BUDGET - La Grande Île veut accélérer ses projets d’investissement public

La Grande Île veut mettre un coup d’accélérateur à ses projets d’investissement public. Le taux de décaissement demeure faible, ce qui freine une grande partie des projets de développement du pays.

Le Premier ministre Mamitiana Rajaonarison et le ministre des Finances Herinjatovo Aimé Ramiarison hier au CCI Ivato.

Les investissements publics restent insuffisants, et ce sont les projets vitaux pour le pays qui en pâtissent. C’est le constat dressé hier au Centre de conférences international d’Ivato, à l’occasion de la revue semestrielle de l’exécution budgétaire. Au premier semestre, le taux de décaissement, notamment pour les projets d’investissement public, est resté faible.

Résultat, l’État ne parvient pas à suivre la cadence des grands projets de financement, qu’il s’agisse des routes, des infrastructures énergétiques ou encore du développement industriel, en raison du faible taux de décaissement des fonds publics. « L’exécution budgétaire pour les investissements dans les infrastructures est très faible, alors que le pays a besoin d’infrastructures solides pour soutenir son développement économique », a déploré hier le Premier ministre, Mamitiana Rajaonarison.

Le locataire de Mahazoarivo explique que la lenteur administrative et les procédures de décaissement des fonds essentiels pénalisent le pays dans la réalisation de ses projets structurants.
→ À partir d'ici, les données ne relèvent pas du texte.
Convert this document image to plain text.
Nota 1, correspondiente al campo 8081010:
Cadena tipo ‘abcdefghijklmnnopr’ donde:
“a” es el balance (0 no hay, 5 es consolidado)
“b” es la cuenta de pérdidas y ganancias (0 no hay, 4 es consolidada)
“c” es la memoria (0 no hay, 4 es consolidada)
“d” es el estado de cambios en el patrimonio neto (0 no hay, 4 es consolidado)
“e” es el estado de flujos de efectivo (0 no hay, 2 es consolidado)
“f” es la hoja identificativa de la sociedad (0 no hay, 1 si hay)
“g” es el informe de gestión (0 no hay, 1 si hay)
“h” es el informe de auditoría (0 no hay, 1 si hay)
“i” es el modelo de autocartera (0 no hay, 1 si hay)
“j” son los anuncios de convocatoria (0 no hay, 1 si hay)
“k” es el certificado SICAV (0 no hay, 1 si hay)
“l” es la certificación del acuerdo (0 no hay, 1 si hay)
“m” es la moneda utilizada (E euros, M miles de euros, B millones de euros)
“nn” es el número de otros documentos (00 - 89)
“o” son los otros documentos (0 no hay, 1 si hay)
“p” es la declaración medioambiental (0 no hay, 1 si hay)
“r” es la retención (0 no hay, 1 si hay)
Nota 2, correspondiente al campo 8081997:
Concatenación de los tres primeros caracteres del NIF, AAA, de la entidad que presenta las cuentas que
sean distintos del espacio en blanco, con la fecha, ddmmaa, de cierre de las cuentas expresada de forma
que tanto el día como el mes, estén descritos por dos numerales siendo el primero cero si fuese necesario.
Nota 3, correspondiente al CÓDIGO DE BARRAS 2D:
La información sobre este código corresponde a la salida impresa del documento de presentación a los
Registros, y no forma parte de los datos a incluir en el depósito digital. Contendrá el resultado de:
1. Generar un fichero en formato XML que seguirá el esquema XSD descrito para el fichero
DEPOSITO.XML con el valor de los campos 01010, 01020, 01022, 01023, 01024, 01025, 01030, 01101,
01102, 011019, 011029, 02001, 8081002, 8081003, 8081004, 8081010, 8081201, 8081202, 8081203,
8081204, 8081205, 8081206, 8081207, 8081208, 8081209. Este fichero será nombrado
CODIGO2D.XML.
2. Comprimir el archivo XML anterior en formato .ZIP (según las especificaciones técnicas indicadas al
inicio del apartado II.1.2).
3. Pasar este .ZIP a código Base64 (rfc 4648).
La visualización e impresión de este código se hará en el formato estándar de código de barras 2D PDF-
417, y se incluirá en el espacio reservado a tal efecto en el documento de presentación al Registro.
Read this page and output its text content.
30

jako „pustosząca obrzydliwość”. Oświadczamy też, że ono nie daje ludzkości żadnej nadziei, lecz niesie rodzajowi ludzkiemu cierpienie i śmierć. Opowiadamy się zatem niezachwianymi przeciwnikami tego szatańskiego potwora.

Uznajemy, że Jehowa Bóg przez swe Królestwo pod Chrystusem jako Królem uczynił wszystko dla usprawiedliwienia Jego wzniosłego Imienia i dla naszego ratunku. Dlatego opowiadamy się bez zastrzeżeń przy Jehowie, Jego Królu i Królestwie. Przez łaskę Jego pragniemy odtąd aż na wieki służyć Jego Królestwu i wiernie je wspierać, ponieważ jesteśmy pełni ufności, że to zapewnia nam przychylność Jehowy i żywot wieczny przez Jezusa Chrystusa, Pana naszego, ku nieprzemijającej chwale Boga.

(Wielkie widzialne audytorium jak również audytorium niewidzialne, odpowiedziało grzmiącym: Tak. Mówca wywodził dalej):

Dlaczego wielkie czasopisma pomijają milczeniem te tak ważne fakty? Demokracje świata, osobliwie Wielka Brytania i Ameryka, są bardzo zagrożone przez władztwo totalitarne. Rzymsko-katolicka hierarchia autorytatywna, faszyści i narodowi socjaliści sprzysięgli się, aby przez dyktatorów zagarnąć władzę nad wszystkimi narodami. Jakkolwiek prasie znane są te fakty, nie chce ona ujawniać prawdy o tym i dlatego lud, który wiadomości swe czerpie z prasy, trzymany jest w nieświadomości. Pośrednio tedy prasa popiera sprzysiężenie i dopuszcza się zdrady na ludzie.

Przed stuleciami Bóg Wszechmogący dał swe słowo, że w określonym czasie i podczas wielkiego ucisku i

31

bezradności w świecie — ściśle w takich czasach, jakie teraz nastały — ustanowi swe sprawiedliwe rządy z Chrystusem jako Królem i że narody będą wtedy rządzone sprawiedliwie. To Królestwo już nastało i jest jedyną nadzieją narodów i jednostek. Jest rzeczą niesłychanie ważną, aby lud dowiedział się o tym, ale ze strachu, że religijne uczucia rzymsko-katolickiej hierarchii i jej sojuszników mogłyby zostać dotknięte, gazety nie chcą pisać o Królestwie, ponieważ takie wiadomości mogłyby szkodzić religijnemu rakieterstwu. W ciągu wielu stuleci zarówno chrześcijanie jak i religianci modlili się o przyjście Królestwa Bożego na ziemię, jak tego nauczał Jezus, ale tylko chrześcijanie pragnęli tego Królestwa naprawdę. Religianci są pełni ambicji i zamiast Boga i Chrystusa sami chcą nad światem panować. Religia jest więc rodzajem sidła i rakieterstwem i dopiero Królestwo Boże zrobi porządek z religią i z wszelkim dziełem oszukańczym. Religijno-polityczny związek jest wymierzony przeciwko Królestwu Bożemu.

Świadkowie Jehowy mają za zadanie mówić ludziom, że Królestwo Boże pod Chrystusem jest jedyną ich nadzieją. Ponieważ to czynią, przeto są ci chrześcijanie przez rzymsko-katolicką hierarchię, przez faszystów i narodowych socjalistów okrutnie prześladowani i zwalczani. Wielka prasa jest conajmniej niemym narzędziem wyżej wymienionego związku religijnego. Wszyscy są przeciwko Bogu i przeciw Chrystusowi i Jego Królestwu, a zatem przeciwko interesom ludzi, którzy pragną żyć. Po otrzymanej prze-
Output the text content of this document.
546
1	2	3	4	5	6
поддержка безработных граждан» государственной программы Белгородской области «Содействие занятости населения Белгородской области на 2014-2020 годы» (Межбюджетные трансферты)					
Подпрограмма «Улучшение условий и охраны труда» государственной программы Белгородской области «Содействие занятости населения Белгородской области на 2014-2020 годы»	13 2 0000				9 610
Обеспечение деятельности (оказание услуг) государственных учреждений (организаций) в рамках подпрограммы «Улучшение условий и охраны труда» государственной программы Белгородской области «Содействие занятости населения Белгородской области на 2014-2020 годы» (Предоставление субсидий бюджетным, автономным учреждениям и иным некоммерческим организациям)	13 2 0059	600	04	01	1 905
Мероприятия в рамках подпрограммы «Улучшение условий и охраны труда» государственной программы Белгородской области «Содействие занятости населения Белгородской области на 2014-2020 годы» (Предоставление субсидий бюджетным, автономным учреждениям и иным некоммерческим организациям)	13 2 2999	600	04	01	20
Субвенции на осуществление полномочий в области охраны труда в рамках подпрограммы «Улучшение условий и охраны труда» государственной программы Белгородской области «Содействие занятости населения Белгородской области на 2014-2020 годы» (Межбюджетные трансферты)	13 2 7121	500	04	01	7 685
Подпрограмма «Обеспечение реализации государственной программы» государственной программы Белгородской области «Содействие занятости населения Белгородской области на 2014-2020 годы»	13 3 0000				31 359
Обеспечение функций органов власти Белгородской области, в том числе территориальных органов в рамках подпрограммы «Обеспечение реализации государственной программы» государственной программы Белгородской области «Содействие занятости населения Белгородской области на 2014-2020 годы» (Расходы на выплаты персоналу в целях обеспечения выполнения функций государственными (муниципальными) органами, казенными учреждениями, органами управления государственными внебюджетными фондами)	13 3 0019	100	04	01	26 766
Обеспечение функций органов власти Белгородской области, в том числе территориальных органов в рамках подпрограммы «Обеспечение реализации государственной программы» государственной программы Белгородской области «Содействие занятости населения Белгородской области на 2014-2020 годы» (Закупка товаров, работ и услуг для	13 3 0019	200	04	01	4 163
Les retombées concrètes ne se font pas encore sentir au niveau de la population. « Si nous arrivons à décaisser rapidement les fonds, le pays changera de manière significative », a-t-il ajouté.

Cette revue semestrielle n’avait plus eu lieu depuis six ans. « C’est peut-être ce qui explique que ces anomalies dans l’exécution budgétaire n’aient pas été décelées plus tôt. Dans certains cas, parce que les décaissements prennent du temps, les compensations destinées aux familles impactées par les projets d’utilité publique sont retardées. Cela fait patiner des projets censés être exécutés rapidement », explique, pour sa part, le Dr Herinjatovo Aimé Ramiarison, ministre de l’Économie et des Finances.

Même laps de temps

Selon le membre du gouvernement, dans certains projets prévus pour durer trois ans, les décaissements destinés aux compensations prennent le même laps de temps. Cela freine l’avancement des grands chantiers. Il en va de même pour l’entretien des infrastructures publiques. « Si les routes sont impraticables, le pays perd près de 2 % de son PIB chaque année. En revanche, si elles sont bien entretenues, les entreprises pourront accroître leur compétitivité. Le décaissement de ces fonds permettrait d’accélérer les projets de ce type », a confirmé le Grand Argentier.

Pour le second semestre, le gouvernement entend rectifier le tir. Le pays a été secoué par différentes crises. Les cyclones Fitia et Gezani, qui ont paralysé le poumon économique de la Grande Île, ainsi que la hausse des cours du pétrole, ont conduit l’exécutif à revoir certaines de ses prévisions à la baisse. Combinées aux importations massives, ces difficultés ont entraîné une forte baisse des recettes fiscales.

Elles ont reculé de 10 % par rapport au premier trimestre 2025. Avec la loi de finances rectificative, récemment adoptée pour le second semestre, le pays a freiné les importations, notamment en supprimant les exonérations fiscales sur certains produits, comme le riz et les friperies. Selon les chiffres présentés lors de cette revue semestrielle, le second trimestre a été plus favorable. Les importations ont diminué et les recettes fiscales ont progressé de 6 % par rapport à 2025.